Jan Driessen, professor at the Université Catholique de Louvain, is a prehistorian specializing in the archaeology of the Minoan civilization in Crete. Professor Driessen has studied the architecture of the Minoans, as well as the contexts in which Linear B tablets were found at Knossos in Crete. He has participated in various archaeological projects on the island, first through the British School at Athens (Palaikastro, Knossos, Myrtos), then as a Belgian member of the French School at Athens (Malia). His curiosity about the impact of the Santorini eruption on Minoan Crete made him realise that, despite a 100 years of excavation, Minoan society remained as mysterious as it was for Sir Arthur Evans at the beginning of the 20th century. Influenced by Claude Lévi-Strauss and Elinor Ostrom, he has recently tried to approach Minoan society as corporative, based on a locus-bound association of matrifocally organised groups or houses, which, through collective action, collaborated to construct and use the complexes that we call “palaces.” Since 2007, Professor Driessen initiated the first ever excavation by the Belgian School at Athens on Crete at the site of Sissi, on the north coast of Crete, and, between 2012 and 2022, he served as director of the Belgian School at Athens.

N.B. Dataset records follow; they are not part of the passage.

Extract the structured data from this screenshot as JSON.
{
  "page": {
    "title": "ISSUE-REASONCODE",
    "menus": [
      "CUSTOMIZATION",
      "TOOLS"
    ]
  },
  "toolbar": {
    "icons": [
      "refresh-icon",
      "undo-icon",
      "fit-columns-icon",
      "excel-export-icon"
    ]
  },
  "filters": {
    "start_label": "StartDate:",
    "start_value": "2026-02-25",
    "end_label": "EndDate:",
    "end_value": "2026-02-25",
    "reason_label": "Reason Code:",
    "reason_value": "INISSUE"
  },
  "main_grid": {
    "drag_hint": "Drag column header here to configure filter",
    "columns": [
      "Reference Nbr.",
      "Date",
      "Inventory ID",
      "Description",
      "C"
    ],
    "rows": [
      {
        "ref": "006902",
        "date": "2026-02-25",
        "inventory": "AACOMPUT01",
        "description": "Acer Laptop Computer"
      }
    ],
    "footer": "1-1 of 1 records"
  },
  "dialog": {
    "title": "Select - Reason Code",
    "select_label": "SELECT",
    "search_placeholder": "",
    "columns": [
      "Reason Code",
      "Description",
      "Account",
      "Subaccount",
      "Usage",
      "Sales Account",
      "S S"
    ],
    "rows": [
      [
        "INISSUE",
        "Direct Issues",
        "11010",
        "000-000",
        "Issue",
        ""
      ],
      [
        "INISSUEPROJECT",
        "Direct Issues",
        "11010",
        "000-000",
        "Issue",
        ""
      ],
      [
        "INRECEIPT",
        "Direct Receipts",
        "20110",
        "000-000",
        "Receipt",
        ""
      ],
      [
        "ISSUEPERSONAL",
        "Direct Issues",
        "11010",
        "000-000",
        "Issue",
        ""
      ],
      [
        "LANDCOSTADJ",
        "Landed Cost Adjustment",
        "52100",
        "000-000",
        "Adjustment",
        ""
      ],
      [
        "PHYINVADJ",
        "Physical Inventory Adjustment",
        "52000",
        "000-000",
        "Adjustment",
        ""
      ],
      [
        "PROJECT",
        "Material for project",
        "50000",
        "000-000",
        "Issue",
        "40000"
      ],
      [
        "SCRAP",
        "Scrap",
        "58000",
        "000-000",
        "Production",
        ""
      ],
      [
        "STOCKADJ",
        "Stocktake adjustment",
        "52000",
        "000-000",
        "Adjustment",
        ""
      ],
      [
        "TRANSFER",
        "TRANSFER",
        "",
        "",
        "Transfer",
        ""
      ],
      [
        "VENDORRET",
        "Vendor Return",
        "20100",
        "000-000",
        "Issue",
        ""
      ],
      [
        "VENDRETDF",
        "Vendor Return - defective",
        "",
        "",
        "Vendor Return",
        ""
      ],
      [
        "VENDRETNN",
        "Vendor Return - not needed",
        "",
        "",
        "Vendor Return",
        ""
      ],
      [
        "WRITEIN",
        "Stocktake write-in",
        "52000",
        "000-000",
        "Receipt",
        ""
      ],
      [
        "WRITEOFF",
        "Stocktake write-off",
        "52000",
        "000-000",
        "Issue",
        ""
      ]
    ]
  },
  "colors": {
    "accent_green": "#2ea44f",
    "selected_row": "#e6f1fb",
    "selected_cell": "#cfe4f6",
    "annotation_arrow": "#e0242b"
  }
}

Portrait of Tom Palaima looking left with parrot on shoulderTom Palaima and Jumbo

Thomas G. Palaima, Armstrong Centennial professor of Classics at the University of Texas at Austin, is a much honored Classicist and linguist, specializing in the study of languages and scripts of early Greece. He has focused on paleography, scribal systems, and the use of Linear B tablets to answer questions about many aspects of life during the Mycenaean period. In this regard, he founded the Program in Aegean Scripts and Prehistory at UT Austin in 1986, which now curates the most significant relevant archive for the study of Greek prehistoric scripts. Professor Palaima holds an honorary doctorate from Uppsala University, is a fellow of the MacArthur Foundation and this Spring was elected to the American Academy of Arts and Sciences. He has also written many public intellectual commentaries, has reviewed books on a broad range of subjects, ancient and modern, and has researched, written, taught, and lectured about how humans, in groups or as individuals, respond to war and violence. He has served as academic co-director of the NEH Aquila Warrior Chorus Project in Austin.He has also written extensively about music, especially about Bob Dylan and his cultural influence. He has recently co-edited the Festschrift for José Melena (Harvard University Press) and co-edited the Aegeaum volume ZOIA exploring animal-human interactions in the 2nd-millennium Aegean. He is now focusing on co-editing the publication of the inscribed Minoan ivory from Anetakis and the epigraphical commentary on the Linear B tablets from Pylos for Palace of Nestor IV.